Just a bit of refereeing the "debate." I say that with scare quotes because it isn't really a debate. There has never been a plausible moral case against the liberation.
1. A point of logic. The carping by the American left continues unabated. It is stupendous in its nonsense. Let's consider the claim, "Iraq had nothing to do with terrorism."
It makes no sense to say that Iraq had nothing to do with terrorism. It begs the question so blatantly that it should take your breath away when anyone whose job it is to consider these issues says this. Bush gave an argument that it does have something to do with terrorism. You can't just deny his claim without refuting his argument.

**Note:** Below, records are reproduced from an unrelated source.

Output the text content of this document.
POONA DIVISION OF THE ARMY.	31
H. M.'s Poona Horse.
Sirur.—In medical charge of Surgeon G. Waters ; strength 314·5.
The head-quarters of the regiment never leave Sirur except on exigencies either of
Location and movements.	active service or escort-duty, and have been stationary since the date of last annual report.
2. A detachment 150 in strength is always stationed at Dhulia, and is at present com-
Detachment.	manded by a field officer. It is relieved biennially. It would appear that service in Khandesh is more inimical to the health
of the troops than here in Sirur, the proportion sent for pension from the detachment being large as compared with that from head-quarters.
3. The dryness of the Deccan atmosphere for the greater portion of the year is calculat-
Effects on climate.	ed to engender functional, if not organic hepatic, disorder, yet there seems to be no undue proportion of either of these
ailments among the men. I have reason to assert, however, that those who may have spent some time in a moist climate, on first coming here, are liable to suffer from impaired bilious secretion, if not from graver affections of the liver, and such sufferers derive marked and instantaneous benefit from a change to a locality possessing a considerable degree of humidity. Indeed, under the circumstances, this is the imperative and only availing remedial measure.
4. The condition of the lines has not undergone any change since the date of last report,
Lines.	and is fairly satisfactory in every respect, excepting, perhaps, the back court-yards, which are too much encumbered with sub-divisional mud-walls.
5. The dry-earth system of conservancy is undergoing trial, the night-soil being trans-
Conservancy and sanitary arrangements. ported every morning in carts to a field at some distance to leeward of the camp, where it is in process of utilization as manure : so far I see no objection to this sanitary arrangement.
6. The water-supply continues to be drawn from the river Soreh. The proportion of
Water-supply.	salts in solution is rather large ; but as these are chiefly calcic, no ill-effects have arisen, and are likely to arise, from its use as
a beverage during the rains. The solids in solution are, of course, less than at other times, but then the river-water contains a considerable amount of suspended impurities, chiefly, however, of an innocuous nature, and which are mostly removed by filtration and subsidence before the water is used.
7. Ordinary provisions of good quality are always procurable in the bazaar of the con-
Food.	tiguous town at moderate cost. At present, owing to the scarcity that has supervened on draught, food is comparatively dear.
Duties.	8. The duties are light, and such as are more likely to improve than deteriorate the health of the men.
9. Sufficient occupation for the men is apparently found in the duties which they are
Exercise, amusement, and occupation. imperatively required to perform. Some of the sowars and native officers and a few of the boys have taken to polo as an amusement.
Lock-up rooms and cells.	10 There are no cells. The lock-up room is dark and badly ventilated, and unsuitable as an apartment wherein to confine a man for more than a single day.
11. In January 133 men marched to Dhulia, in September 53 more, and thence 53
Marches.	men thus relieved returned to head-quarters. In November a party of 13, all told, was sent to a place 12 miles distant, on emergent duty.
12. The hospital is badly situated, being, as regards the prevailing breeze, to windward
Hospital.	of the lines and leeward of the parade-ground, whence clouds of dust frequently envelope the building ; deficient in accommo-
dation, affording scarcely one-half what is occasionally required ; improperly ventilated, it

But you can't refute the argument: With an oppressed Middle East, the terrorists can win. But with a free Middle East living under rule of decent laws, they can't win. Iraq was by far and away the best place to start the liberation, for geographical, strategic and historical reasons.
2. A Moral Constraint on the "Debate." There has never been a plausible moral argument against the liberation. This is for obvious reasons. It is impossible to refute the claim that it is permissible to liberate 25 million people from a mass-murdering tyrant whose heirs were psychopathic sadists. You'd have to show that the invasion would kill as many or more than the tyrannical regime would kill given another 30 years' reign.
It is impossible to refute the claim that a mass-murdering tyrant with a WMD program, who has liassons with terrorists and shares with them the same enmity towards us, and who therefore could help those terrorists put WMD in an American city, should not be violently deposed by us.
3. Miscellany.There have been plausible arguments from prudence that liberating Iraq was too much against American self-interest to count as prudent. But I don't think those arguments succeeded, and anyway they are beside the point. Those arguments are for military strategists to evaluate; I'm not qualified. They are not philosophical or moral topics.
By the way, I was once scolded by a anonymous journal referee for using the term "self-interest." He considered it obfuscating jargon, preferring I say "interest." But that's not right. I have self-interests and non-instrumental interests in others' welfare. Both are interests. An argument from prudence against an action that will help others attempts to show that the sacrifice to the agent is too great. It attempts to show that, though morally permissible (and supererogatory, or "above and beyond the call of duty") the action is too great a sacrifice to be considered rational.